Turf laying, marathon marshalling and after school jobs are just some of the ways members of the Westlake Boys’ High School First XI hockey team fundraised for their recent European tour.
The epic nine-game trip has climaxed with Westlake visiting the Netherlands, Belgium and France in addition to assembling a strong squad for the 2017 domestic season.
Westlake split their teams into Under-18 and 16 groups and Netesh Sukha was the captain of the former team.
“The style of hockey was very different in Europe. The Dutch teams like to hold on to possession and build patiently rather than being assertive and going forward straight away like we do in New Zealand.” Sukha reveals.
Greater caution might have helped Westlake in the WFHC tournament featuring teams from South Africa, Holland, Australia and England.
“We only won one game, but had three draws and three losses, the biggest of which was only 1-3. The English team won the tournament, but we did beat the Aussies.” Sukha recalls.
In addition to the WFHC tourney Westlake played two Dutch teams in Rotterdam and beat Hellevoetsluis 3-2.
“We learned a lot about the style of hockey we want to play. The younger guys developed a lot and it was really competitive.” Sukha acclaims.
Sukha identifies Year 11 Sam Shotter in defence, goal keeper Callum Grassick and attacker Charl Ullrich as players to watch for Westlake this season.
Sukha himself plays in the midfield and is a North Harbour A Under-18 rep. He was a member of the Westlake team that won the Rankin Cup in 2015.
Sukha is weary of Rosmini College, Auckland Grammar School and St. Kentigern College, hinting they will have strong teams in 2017.
“There are a lot of good teams, but I am really excited about this group.
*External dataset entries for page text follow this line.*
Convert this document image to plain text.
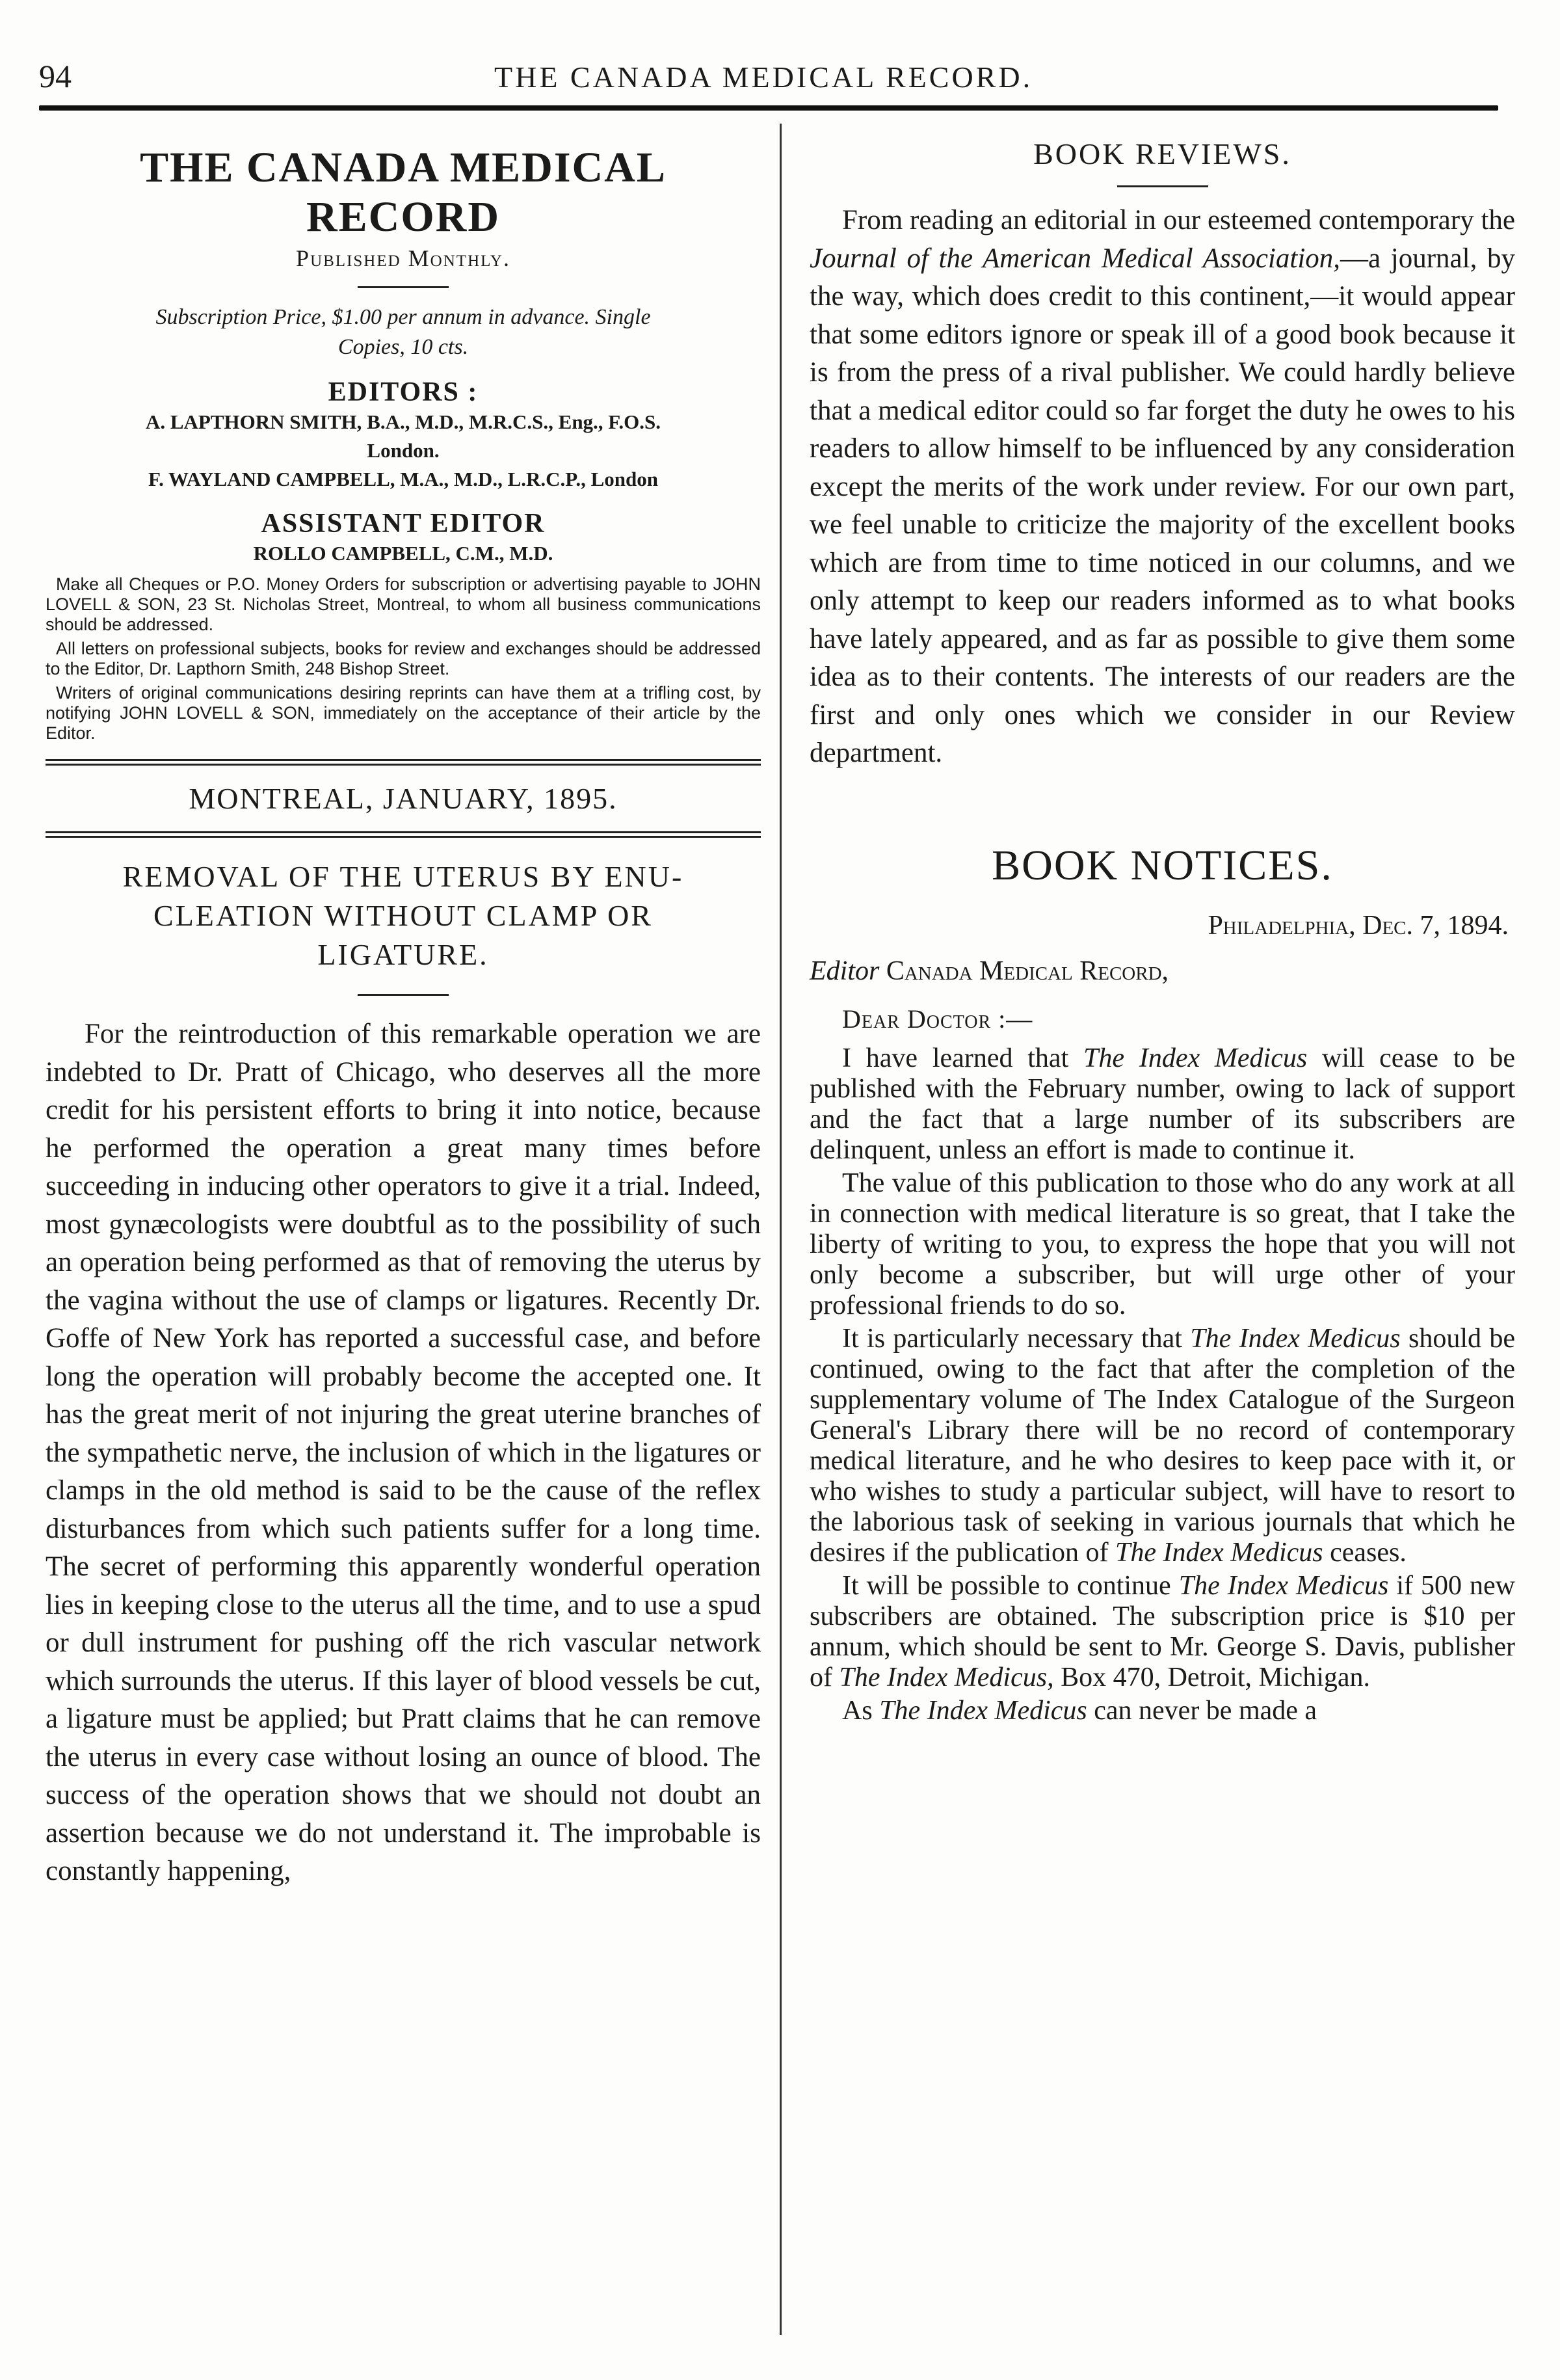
94	THE CANADA MEDICAL RECORD.
THE CANADA MEDICAL RECORD
Published Monthly.
Subscription Price, $1.00 per annum in advance. Single
Copies, 10 cts.
EDITORS :
A. LAPTHORN SMITH, B.A., M.D., M.R.C.S., Eng., F.O.S.
London.
F. WAYLAND CAMPBELL, M.A., M.D., L.R.C.P., London
ASSISTANT EDITOR
ROLLO CAMPBELL, C.M., M.D.

Make all Cheques or P.O. Money Orders for subscription or advertising payable to JOHN LOVELL & SON, 23 St. Nicholas Street, Montreal, to whom all business communications should be addressed.

All letters on professional subjects, books for review and exchanges should be addressed to the Editor, Dr. Lapthorn Smith, 248 Bishop Street.

Writers of original communications desiring reprints can have them at a trifling cost, by notifying JOHN LOVELL & SON, immediately on the acceptance of their article by the Editor.

MONTREAL, JANUARY, 1895.
REMOVAL OF THE UTERUS BY ENU-
CLEATION WITHOUT CLAMP OR
LIGATURE.

For the reintroduction of this remarkable operation we are indebted to Dr. Pratt of Chicago, who deserves all the more credit for his persistent efforts to bring it into notice, because he performed the operation a great many times before succeeding in inducing other operators to give it a trial. Indeed, most gynæcologists were doubtful as to the possibility of such an operation being performed as that of removing the uterus by the vagina without the use of clamps or ligatures. Recently Dr. Goffe of New York has reported a successful case, and before long the operation will probably become the accepted one. It has the great merit of not injuring the great uterine branches of the sympathetic nerve, the inclusion of which in the ligatures or clamps in the old method is said to be the cause of the reflex disturbances from which such patients suffer for a long time. The secret of performing this apparently wonderful operation lies in keeping close to the uterus all the time, and to use a spud or dull instrument for pushing off the rich vascular network which surrounds the uterus. If this layer of blood vessels be cut, a ligature must be applied; but Pratt claims that he can remove the uterus in every case without losing an ounce of blood. The success of the operation shows that we should not doubt an assertion because we do not understand it. The improbable is constantly happening,

BOOK REVIEWS.

From reading an editorial in our esteemed contemporary the Journal of the American Medical Association,—a journal, by the way, which does credit to this continent,—it would appear that some editors ignore or speak ill of a good book because it is from the press of a rival publisher. We could hardly believe that a medical editor could so far forget the duty he owes to his readers to allow himself to be influenced by any consideration except the merits of the work under review. For our own part, we feel unable to criticize the majority of the excellent books which are from time to time noticed in our columns, and we only attempt to keep our readers informed as to what books have lately appeared, and as far as possible to give them some idea as to their contents. The interests of our readers are the first and only ones which we consider in our Review department.

BOOK NOTICES.
Philadelphia, Dec. 7, 1894.
Editor Canada Medical Record,
Dear Doctor :—

I have learned that The Index Medicus will cease to be published with the February number, owing to lack of support and the fact that a large number of its subscribers are delinquent, unless an effort is made to continue it.

The value of this publication to those who do any work at all in connection with medical literature is so great, that I take the liberty of writing to you, to express the hope that you will not only become a subscriber, but will urge other of your professional friends to do so.

It is particularly necessary that The Index Medicus should be continued, owing to the fact that after the completion of the supplementary volume of The Index Catalogue of the Surgeon General's Library there will be no record of contemporary medical literature, and he who desires to keep pace with it, or who wishes to study a particular subject, will have to resort to the laborious task of seeking in various journals that which he desires if the publication of The Index Medicus ceases.

It will be possible to continue The Index Medicus if 500 new subscribers are obtained. The subscription price is $10 per annum, which should be sent to Mr. George S. Davis, publisher of The Index Medicus, Box 470, Detroit, Michigan.

As The Index Medicus can never be made a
The culture is great and the talent is deep.” Sukha enthuses.
Learning about the sacrifice of war and foreign cultures was another benefit of the tour.
On ANZAC day an early start in France was followed by a border crossing for a Dawn Service at Buttes new British Cemetary, Zonnebeke. A short bus ride to Ypres was then taken for a wreath laying service at Menin Gate before a final service at the New Zealand memorial in Messines.
“It was a huge experience for us to see just how big the war was and understand the horrible suffering that happened. Seeing European hockey in front of huge, loud crowds was the opposite experience. It’s given all the boys something to aspire to.” Sukha concludes.